Dem Wildfire scheint es auch an einer ordentlichen Grafiklösung zu fehlen. Ich finde im Netz keine richtig zuverlässigen Infos darüber (???). Das Nachfolgemodell (Wildfire S) hat die gleichen Specs wie mein Optimus One. Im THG-Test wird von einem flüssigen Betrieb mit dem Optimus One gesprochen: "Insgesamt flüssig funktioniert das Arbeiten mit dem Optimus One. Nur selten kommt es zu Verzögerungen."... LG P500 Optimus One : Alternative zu iPhone & Co: Smartphones für den schmalen Geldbeutel

Warten wir mal ab... wenn das Wildfire S ankommt!


----------



## foin (21. Februar 2011)

*AW: Neues Handy, Smartphone bis 250€*

Habe mich entschieden, da mum mir noch bisschen geld gibt, dass es ein Motorola Defy wird...oder hat wer was dagegen?


----------



## sleek (21. Februar 2011)

*AW: Neues Handy, Smartphone bis 250€*

würd ich auch nehmen, zumal die neuen chargen mit BF oder BT oder einem blauen punkt unterm akku auch das hörerproblem nicht mehr haben. schlag zu beim defy!


----------



## Steck0rWechsl0r (21. Februar 2011)

Die Profis vom Linux Magazin (Mobile OS Sonderheft) bemängeln die Leistungsminderung durch die aufgespielte Motoblur-Oberfläche. Auch die PC-Welt bemängelt dies beim Defy-Test. Am besten guckst du wie man das Kruppzeug runterkriegt, ich weiß es nämlich nicht. Bei mir läuft es so weit flüssig auf dem Optimus One.


----------



## foin (21. Februar 2011)

*AW: Neues Handy, Smartphone bis 250€*

ich habe es nun bestellt...
jo, ich schau mal, wie man es weg bekommt, danke für eure beratung!


----------



## derseppl (21. Februar 2011)

*AW: Neues Handy, Smartphone bis 250€*

Also ich nutze es aktuell mit Motoblur. Ich warte bis Froyo rauskommt und flashe dann eine Version ohne Motoblur, weil ich es einfach nicht brauche. Im Android-Hilfe Forum findest du ROMs welche deblured sind. Flashen geht auch relativ einfach  
Anmelden bei Motoblur würde ich mich aber auf jedenfall nicht (kann man überspringen beim ersten Start), außer du willst die Dienste wirklich nutzen.

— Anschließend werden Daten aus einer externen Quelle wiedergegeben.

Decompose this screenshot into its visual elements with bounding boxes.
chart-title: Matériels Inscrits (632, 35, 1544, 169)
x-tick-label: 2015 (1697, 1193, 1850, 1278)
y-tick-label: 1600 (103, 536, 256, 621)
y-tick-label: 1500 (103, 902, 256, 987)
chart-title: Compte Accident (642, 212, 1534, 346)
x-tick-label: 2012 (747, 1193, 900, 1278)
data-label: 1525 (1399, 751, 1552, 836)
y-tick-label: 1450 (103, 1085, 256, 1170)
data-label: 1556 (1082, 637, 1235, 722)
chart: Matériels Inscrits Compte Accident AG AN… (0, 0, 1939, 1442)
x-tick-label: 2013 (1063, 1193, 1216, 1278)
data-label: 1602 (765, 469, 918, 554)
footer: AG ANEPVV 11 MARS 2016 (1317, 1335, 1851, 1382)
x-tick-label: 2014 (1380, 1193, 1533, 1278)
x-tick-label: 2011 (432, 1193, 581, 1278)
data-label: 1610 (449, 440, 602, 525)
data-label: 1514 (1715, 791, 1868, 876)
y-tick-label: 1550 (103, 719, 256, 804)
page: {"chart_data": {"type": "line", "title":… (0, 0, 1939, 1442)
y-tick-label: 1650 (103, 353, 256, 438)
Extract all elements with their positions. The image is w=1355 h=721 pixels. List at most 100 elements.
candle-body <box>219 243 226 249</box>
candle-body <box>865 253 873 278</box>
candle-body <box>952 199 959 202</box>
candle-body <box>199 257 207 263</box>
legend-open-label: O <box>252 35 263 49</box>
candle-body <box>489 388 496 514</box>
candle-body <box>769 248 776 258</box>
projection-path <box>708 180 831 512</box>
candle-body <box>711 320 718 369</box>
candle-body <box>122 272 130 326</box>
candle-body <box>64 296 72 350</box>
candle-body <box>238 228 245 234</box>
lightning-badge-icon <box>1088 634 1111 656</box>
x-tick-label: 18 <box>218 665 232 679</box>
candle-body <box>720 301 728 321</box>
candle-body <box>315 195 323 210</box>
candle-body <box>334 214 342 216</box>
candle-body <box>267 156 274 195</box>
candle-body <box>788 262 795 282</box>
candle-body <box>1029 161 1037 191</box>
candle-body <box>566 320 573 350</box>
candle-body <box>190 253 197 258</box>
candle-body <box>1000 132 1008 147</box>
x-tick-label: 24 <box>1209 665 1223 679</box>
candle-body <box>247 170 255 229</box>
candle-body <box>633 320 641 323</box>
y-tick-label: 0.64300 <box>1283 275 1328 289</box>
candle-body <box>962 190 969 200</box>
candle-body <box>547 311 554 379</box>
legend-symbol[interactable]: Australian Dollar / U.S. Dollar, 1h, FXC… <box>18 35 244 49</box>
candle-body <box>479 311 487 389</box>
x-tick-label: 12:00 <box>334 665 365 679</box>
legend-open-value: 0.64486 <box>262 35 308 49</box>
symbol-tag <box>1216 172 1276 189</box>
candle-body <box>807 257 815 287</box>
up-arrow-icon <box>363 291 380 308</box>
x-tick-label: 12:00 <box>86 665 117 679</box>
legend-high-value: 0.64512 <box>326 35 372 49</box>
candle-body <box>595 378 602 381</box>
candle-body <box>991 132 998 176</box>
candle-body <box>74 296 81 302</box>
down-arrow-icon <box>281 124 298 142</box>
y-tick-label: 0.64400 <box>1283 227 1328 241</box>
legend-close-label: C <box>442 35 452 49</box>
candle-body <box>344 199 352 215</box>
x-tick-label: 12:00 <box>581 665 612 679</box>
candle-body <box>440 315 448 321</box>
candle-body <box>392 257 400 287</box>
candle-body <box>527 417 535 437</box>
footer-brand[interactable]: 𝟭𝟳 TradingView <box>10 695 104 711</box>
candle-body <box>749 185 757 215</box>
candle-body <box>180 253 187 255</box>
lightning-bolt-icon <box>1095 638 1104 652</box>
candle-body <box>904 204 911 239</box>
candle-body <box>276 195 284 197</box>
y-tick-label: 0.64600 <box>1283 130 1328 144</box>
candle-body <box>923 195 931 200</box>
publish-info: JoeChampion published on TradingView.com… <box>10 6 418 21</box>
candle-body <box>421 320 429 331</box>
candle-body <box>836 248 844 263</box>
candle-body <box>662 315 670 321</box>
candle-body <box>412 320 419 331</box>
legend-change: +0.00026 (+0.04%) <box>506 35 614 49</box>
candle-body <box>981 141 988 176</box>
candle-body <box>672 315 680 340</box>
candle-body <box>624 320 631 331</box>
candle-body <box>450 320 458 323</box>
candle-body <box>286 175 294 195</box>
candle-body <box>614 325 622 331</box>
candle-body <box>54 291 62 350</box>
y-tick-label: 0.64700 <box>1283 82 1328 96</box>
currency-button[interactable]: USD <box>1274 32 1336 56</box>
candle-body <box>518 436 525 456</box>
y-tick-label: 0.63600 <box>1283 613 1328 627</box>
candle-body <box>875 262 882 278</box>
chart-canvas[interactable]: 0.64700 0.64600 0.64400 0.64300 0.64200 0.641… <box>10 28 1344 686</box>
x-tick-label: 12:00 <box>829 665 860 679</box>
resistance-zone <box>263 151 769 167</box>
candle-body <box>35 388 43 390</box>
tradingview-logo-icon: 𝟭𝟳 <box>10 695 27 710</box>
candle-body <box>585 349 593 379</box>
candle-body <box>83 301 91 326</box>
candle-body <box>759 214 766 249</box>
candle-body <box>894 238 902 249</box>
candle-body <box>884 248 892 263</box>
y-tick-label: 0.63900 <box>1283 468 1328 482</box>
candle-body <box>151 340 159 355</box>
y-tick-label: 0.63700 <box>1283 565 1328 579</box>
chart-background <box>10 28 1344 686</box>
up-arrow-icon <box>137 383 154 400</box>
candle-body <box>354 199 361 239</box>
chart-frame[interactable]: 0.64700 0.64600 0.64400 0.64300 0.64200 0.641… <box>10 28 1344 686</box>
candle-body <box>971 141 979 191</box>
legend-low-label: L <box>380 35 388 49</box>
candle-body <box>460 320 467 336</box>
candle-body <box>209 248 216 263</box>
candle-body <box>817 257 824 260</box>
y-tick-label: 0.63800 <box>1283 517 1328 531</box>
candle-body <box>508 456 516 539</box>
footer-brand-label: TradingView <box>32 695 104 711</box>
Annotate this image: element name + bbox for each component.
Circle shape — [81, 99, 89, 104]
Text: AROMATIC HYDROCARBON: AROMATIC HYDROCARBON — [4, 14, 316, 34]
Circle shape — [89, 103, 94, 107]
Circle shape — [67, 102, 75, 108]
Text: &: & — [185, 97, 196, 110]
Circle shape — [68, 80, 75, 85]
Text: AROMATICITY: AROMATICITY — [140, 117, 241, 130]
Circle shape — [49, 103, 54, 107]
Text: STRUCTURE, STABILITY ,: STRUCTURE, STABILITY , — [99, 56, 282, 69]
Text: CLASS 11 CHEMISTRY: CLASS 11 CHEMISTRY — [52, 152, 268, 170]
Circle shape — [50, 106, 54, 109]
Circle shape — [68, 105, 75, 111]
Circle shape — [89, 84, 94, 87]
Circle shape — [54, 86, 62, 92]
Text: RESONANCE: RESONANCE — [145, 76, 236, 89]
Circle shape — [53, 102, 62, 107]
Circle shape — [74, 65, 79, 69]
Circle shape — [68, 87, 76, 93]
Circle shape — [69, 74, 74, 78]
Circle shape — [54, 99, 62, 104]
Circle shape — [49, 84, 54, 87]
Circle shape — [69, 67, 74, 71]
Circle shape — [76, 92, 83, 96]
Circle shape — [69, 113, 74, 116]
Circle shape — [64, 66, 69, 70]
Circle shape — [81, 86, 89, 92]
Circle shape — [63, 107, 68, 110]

Aktuell nutze ich den GoLauncher und ein Ruckeln oder eine Leistungsverminderung merkt man nicht. Bei den Programmstarts habe ich jedoch keine Vergleichsmöglichkeit, aber meinem Empfinden nach läuft alles schön flüssig und annehmbar schnell (nur die Kamera könnte schneller laden^^). Selbst mit dem normalen Launcher war es übrigens immer nur ein kurzes zucken wenn man übertrieben durch die Homescreens switcht.


----------



## foin (21. Februar 2011)

*AW: Neues Handy, Smartphone bis 250€*

Ich weiß noch nichtmal wirklich, was ich mit Motoblur mahcen kann  muss ich wohl mal nachlesen 
Froyo ist doch 2.2 und das ist fürs Defy draußen, sogar 2.2.1... kann man auf der Motorola seite downloaden ...


----------



## derseppl (21. Februar 2011)

*AW: Neues Handy, Smartphone bis 250€*

Nein, aktuell ist nur Eclair, 2.1, draußen. Was die Nummer 2.2.1 hat ist die Build Version. Aktuell ist: Android 2.1 Build 2.51.1. Von Froyo gibt es bis jetzt nur frühe, inoffizielle, Builds die noch ein paar Bugs haben, kannst du aber nachlesen.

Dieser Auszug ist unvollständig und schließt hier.